Scritto da Fosco Marzoli  | 

Dal 21 Novembre al 18 Dicembre 2022 si terranno i Mondiali di calcio in Qatar, Mondiali oggetto di molte polemiche. La principale è sicuramente la location della competizione, infatti, viste le temperature troppo elevate il campionato del Mondo si terrà per la prima volta in un periodo invernale.

Tutti i campionati dovranno fermarsi a Novembre per permettere ai giocatori di partecipare alla manifestazione, e, di conseguenza, la Serie A inizierà il 13 Agosto terminando il 4 Giugno 2023, mentre il calciomercato rimarrà aperto fino a Settembre. 

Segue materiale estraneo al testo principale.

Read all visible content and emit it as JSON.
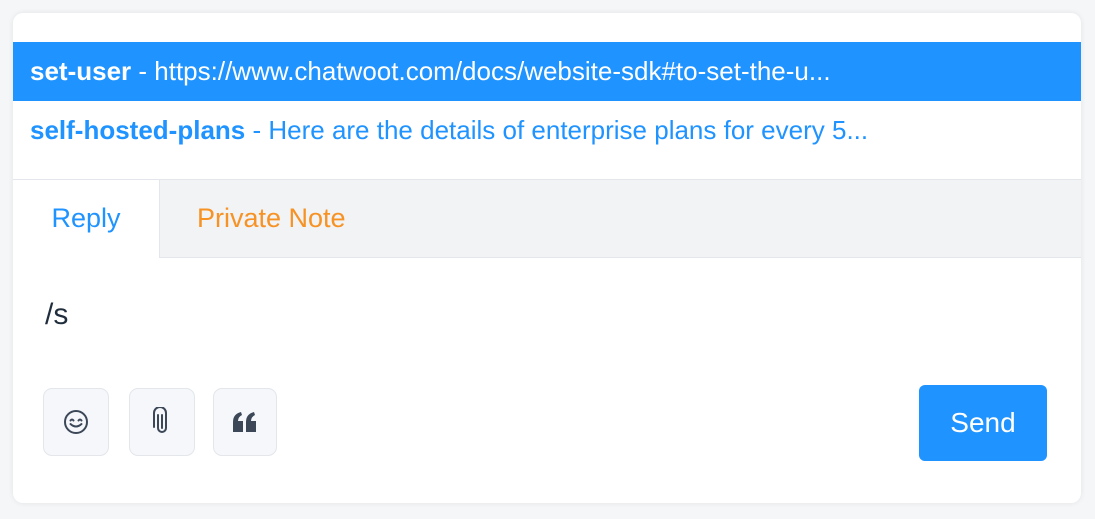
{
  "suggestions": [
    {
      "key": "set-user",
      "separator": " - ",
      "text": "https://www.chatwoot.com/docs/website-sdk#to-set-the-u..."
    },
    {
      "key": "self-hosted-plans",
      "separator": " - ",
      "text": "Here are the details of enterprise plans for every 5..."
    }
  ],
  "tabs": {
    "reply": "Reply",
    "private_note": "Private Note"
  },
  "editor": {
    "value": "/s"
  },
  "toolbar": {
    "emoji_icon": "emoji-icon",
    "attach_icon": "paperclip-icon",
    "quote_icon": "quote-icon",
    "send_label": "Send"
  },
  "colors": {
    "accent": "#1f93ff",
    "private_note": "#f79225"
  }
}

Tra Mondiale, coppe europee e campionato alcuni giocatori potrebbero arrivare a giocare addirittura 75 partite in un anno. E a causa di tutte queste partite alcuni calciatori potrebbero rischiare di soffrire di importanti problemi muscolari con il pericolo di essere così maggiormente esposti ad infortuni. 

A causa di queste partite gli allenatori dovranno trovare nuove soluzioni per compensare la probabile stanchezza e i possibili 'incidenti di percorso'. Nelle partite di Gennaio, infatti, potrebbero trovare più spazio i giovani (soprattutto italiani) pronti ad acquisire esperienza con la speranza, proprio per questi ultimi, di partecipare ai Mondiali del 2026.